A produção angolana de petróleo registou uma diminuição de 10,9 mil barris por dia, situando- se em 1,615 milhões de barris em média diária, de acordo com o relatório mensal da Organização dos Países Exportadores de Petróleo (OPEP), que cita as habituais fontes secundárias. No mês anterior, Dezembro, a produção angolana havia subido para 1,626 milhões de barris por dia, tendo a redução registada no primeiro mês do corrente ano sido a segunda maior entre os 14 países membros da organização, logo a seguir à da Venezuela, que verificou um tombo de 47,3 milhões de barris por dia de Dezembro para Janeiro.

O tecto fixado à produção angolana de petróleo, de acordo com o regime de quotas em vigor na OPEP, é de 1,673 milhões de barris em média diária. A OPEP reduziu em Janeiro a sua produção global em 8,1 mil barris por dia, o que se fica largamente a dever às quebras registadas nas produções venezuelana e angolana, e ainda na da Nigéria, o primeiro produtor africano, a qual recuou 8,1 mil barris.
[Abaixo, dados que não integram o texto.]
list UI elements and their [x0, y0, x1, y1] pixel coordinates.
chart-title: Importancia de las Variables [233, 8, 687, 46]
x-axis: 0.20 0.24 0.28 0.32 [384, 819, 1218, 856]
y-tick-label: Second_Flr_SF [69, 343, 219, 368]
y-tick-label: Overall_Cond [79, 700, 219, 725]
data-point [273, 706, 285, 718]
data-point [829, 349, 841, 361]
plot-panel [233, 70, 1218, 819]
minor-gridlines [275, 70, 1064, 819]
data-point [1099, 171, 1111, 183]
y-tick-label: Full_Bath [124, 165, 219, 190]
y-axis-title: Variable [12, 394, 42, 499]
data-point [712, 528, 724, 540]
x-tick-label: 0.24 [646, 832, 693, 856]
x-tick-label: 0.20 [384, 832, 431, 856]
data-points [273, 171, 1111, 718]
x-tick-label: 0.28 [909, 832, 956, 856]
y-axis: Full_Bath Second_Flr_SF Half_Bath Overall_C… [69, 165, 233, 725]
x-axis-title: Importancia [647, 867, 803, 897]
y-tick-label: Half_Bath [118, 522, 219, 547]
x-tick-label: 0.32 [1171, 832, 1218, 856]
A Nigéria produziu em Janeiro, em média, 1,819 milhões de barris diariamente. Já o Irão aumentou a respectiva produção em 30 mil barris por dia, a Arábia Saudita em 23,3 mil e a Líbia em 21 mil. A produção conjunta da OPEP atingiu, no primeiro mês de 2018, 32,302 milhões de barris em média diária.
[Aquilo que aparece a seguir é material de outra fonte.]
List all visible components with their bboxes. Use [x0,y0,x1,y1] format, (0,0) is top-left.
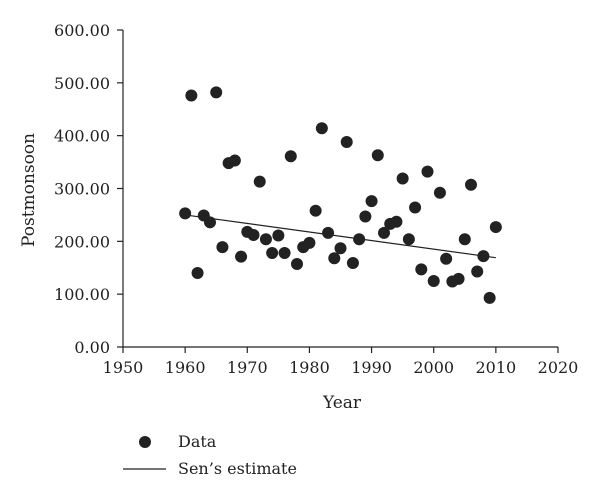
data-point [328,252,341,265]
data-point [204,216,216,229]
data-point [452,272,465,285]
data-point [458,233,471,246]
x-tick-label: 1970 [227,358,268,377]
data-point [266,246,279,259]
data-point [284,150,297,163]
data-point [179,207,192,220]
x-tick-label: 1990 [351,358,392,377]
data-point [315,122,328,135]
y-tick-label: 300.00 [54,180,110,199]
y-tick-label: 100.00 [54,285,110,304]
y-tick-label: 400.00 [54,127,110,146]
y-tick-label: 600.00 [54,21,110,40]
data-point [471,265,484,278]
x-tick-label: 2000 [413,358,454,377]
data-point [247,228,260,241]
data-point [228,154,241,167]
trend-layer [185,214,496,259]
data-point [353,233,366,246]
data-point [396,172,409,185]
data-point [415,263,428,276]
x-tick-label: 1980 [289,358,330,377]
data-point [253,175,266,188]
data-point [477,250,490,263]
x-tick-label: 2020 [538,358,579,377]
y-tick-label: 500.00 [54,74,110,93]
x-tick-label: 1950 [103,358,144,377]
data-point [340,136,353,149]
x-ticks: 1950 1960 1970 1980 1990 2000 2010 2020 [103,347,579,377]
data-point [402,233,415,246]
x-axis-title: Year [322,393,362,413]
data-point [272,229,285,242]
data-point [334,242,347,255]
data-point [309,204,322,217]
data-point [378,226,390,239]
data-point [278,246,291,259]
data-point [359,210,372,223]
data-point [433,186,446,199]
data-point [409,201,422,214]
data-point [421,165,434,178]
legend-data-marker [139,436,151,448]
x-tick-label: 1960 [165,358,206,377]
legend-data-label: Data [178,432,217,451]
y-tick-label: 200.00 [54,232,110,251]
legend-sens-estimate-label: Sen’s estimate [178,459,297,478]
data-point [291,258,303,271]
data-point [365,195,378,208]
data-point [427,274,440,287]
data-point [465,178,477,191]
data-point [371,149,384,162]
data-point [191,267,204,280]
data-point [216,241,229,254]
data-point [235,250,248,263]
y-ticks: 0.00 100.00 200.00 300.00 400.00 500.00 600.00 [54,21,123,357]
data-point [390,215,403,228]
data-point [185,89,198,102]
x-tick-label: 2010 [475,358,516,377]
y-tick-label: 0.00 [74,338,110,357]
points-layer [179,86,502,304]
data-point [210,86,223,99]
data-point [489,221,502,234]
data-point [346,256,359,269]
y-axis-title: Postmonsoon [19,133,39,247]
data-point [303,236,316,249]
data-point [440,252,453,265]
data-point [259,233,272,246]
legend: Data Sen’s estimate [123,432,297,478]
data-point [322,226,335,239]
sens-estimate-line [185,214,496,259]
data-point [483,291,496,304]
Exportação para a China recua

Por outro lado, as exportações de petróleo bruto angolano para a China contraíram-se em Dezembro, o último mês de que há informação disponível, 178 mil barris por dia em termos médios, mantendo-se Angola como o terceiro fornecedor da potência asiática, com uma quota de 9% no conjunto das suas importações de crude. As importações chinesas de petróleo provenientes da Rússia também declinaram naquele mês em 61 mil barris por dia, tendo, pelo contrário, as com origem na Arábia Saudita aumentado em 53 mil barris em média diária. As importações chinesas de petróleo bruto decaíram significativamente em Dezembro em comparação com o nível elevado registado no mês anterior, registando uma quebra de 1,1 milhões de barris por dia (menos 12%), para se situarem em 8 milhões de barris em média diária. Também as importações de crude efectuadas pela Índia, outro mercado importante para o petróleo angolano, registaram em Dezembro uma quebra de 11 mil barris por dia face ao mês precedente, para se situarem em 4,6 milhões de barris em média diária.
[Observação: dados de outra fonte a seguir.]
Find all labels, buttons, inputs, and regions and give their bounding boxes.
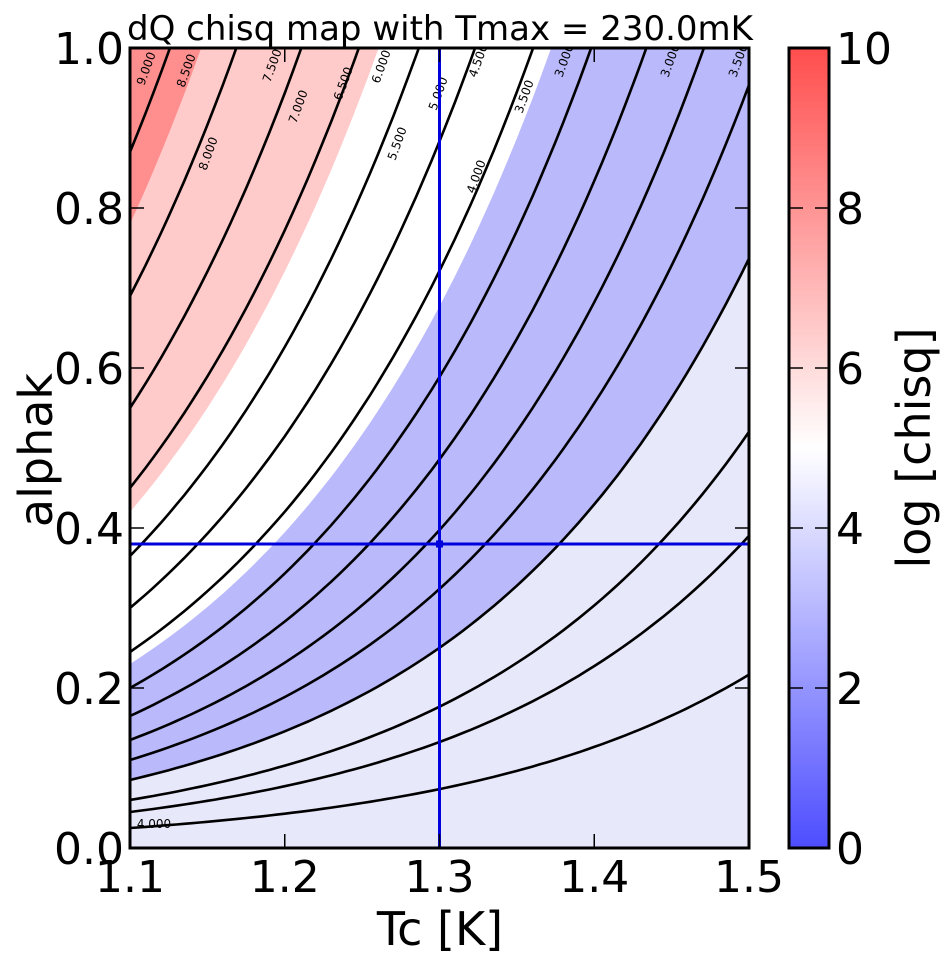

Pelo contrário, e já no mês de Janeiro, as importações de petróleo bruto dos Estados Unidos, apesar do continuado aumento da produção norte-americana de óleo de xisto, cresceram, atingindo 8 milhões de barris em média diária, o nível mais elevado apurado desde Maio de 2017. De acordo com o relatório da OPEP, a procura mundial por petróleo deverá crescer este ano mais rapidamente do que o esperado, uma previsão que decorre do bom momento que atravessa a economia mundial, reforçando o acordo estabelecido entre a organização e outros 10 países exportadores da matéria-prima no sentido de reduzir a respectiva produção em cerca de 1,8 milhões de barris por dia com vista a reduzir o excesso de oferta global.

Mesmo assim, o mercado global só retomará o equilíbrio no final de 2018, pois preços mais elevados incentivam os Estados Unidos e outros produtores que não pertencem à OPEP, nem subscreveram o acordo que coloca um tecto à oferta, a produzir mais. A OPEP prevê que a procura mundial por petróleo aumentará para 1,59 milhões de barris por dia este ano, mais 60 mil barris do que o estimado anteriormente. ‘O desenvolvimento económico saudável e sustentável nos principais centros globais de procura de petróleo constitui o principal factor explicativo do crescimento na procura’, considera a organização no relatório. ‘Prevê-se que esta estreita ligação entre crescimento económico e procura de petróleo prossiga, pelo menos no curto prazo’, acrescenta o documento.